Masked Language Model
What it is
Masked Language Modeling (MLM) is a bidirectional pre-training objective where random tokens are masked and predicted from context. MLM is the core objective of BERT and similar bidirectional encoders. Unlike causal language modeling (predict next token), MLM trains the model to understand context from both directions, making it powerful for understanding tasks.

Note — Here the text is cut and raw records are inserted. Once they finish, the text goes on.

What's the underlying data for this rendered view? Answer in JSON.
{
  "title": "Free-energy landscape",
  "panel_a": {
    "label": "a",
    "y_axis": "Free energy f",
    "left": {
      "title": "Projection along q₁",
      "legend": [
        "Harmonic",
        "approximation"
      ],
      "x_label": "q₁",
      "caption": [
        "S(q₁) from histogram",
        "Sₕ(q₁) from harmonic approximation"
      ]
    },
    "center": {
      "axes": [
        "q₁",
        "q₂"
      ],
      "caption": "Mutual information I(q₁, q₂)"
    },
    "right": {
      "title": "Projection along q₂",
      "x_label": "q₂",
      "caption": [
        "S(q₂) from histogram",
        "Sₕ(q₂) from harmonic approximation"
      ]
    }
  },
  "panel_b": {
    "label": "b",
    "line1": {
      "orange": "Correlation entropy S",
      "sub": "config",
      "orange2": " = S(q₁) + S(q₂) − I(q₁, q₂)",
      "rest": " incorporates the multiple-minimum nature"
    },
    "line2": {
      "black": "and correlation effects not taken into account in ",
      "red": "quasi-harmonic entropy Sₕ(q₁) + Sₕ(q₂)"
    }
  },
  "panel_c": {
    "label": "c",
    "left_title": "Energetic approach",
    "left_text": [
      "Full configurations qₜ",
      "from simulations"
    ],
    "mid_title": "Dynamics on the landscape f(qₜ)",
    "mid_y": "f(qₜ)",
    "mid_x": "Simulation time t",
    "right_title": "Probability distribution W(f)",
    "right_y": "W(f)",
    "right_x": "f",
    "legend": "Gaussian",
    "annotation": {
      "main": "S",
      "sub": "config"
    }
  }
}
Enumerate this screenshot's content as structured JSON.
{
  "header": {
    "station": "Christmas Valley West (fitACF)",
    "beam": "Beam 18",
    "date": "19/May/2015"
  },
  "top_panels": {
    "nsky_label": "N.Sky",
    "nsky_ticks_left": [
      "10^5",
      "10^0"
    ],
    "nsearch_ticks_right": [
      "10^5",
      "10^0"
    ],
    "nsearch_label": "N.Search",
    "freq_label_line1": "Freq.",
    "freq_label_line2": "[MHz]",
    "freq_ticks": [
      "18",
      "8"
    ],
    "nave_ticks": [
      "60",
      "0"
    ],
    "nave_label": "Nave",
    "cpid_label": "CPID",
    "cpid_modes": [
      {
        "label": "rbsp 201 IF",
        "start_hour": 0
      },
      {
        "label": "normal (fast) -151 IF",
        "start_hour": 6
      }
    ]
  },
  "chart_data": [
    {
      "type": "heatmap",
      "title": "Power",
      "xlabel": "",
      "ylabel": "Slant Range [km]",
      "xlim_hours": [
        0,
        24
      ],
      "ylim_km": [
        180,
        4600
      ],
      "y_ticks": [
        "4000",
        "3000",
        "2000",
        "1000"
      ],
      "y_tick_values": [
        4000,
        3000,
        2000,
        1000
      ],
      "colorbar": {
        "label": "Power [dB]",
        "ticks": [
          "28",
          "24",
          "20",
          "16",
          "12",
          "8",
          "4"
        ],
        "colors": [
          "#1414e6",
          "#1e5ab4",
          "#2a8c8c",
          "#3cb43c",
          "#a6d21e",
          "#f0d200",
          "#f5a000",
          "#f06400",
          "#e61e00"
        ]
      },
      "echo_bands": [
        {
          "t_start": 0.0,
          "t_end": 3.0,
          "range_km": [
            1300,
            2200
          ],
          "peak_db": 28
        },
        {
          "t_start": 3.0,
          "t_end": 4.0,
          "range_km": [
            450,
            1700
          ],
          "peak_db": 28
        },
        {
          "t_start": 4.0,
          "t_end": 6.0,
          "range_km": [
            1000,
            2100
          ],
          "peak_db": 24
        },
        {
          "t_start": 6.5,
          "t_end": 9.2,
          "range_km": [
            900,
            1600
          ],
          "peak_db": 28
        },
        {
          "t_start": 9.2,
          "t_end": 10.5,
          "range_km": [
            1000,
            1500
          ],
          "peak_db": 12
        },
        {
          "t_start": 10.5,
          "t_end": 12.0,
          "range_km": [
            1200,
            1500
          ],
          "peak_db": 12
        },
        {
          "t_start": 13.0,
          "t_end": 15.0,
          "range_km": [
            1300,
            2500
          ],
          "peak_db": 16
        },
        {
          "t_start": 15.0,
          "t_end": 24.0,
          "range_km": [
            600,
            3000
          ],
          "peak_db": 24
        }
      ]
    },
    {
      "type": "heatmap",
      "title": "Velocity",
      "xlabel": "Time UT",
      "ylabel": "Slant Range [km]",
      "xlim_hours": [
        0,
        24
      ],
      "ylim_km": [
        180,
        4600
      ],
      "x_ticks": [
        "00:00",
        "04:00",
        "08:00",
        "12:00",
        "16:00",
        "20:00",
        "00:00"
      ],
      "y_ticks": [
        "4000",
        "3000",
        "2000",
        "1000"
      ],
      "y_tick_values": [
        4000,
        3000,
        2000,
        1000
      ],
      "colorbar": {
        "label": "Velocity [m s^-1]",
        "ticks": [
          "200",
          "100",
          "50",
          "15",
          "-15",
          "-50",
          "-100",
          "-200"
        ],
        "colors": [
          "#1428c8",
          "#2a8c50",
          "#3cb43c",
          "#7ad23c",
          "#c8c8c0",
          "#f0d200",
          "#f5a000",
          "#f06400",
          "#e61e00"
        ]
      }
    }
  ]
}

[illustrate: Tokens with 15% masked; bidirectional context (left and right) informing predictions; decoder showing predicted tokens]
How it works
-
Masking strategy:
- Randomly select ~15% of tokens
- Replace 80% with [MASK]
- Replace 10% with random token
- Keep 10% unchanged
- (Prevents model from ignoring [MASK] tokens during fine-tuning)
-
Prediction:
- Encode masked sequence with bidirectional transformer
- Predict each masked token from full context
-
Loss: Cross-entropy on masked token prediction
-
Properties: Bidirectional (can attend left and right); unsupervised (no labels needed)
Example
Original: "Paris is the capital of France"
Masked (15% = 1 token):
"Paris is the [MASK] of France"
Model prediction:
P(capital) = 0.95
P(city) = 0.02
P(heart) = 0.01
Loss: -log(0.95)
# More complex example:
Original: "The quick brown fox jumps"
Masked: "The [MASK] brown [MASK] jumps"
→ Predict "quick" and "fox" from context
Variants and history
MLM was introduced by BERT (Devlin et al., 2018) and immediately became standard. Variants include:
- ELECTRA: Replaced token detection (more challenging)
- RoBERTa: Improved masking (longer masking, dynamic masking)
- ALBERT: Parameter sharing across layers
- XLNet: Permutation language modeling (hybrid approach)
MLM is now foundational for pre-training encoders; causal LM dominates for decoders.
When to use it
Use MLM for:
- Pre-training bidirectional encoders
- Unsupervised learning from massive corpora
- Transfer learning to understanding tasks (classification, NER, QA)
- Domain-adaptive pre-training
- When bidirectional context is beneficial
MLM training is computationally expensive but amortized across many downstream tasks. Trade-off: bidirectional context powerful for understanding but less natural than autoregressive modeling.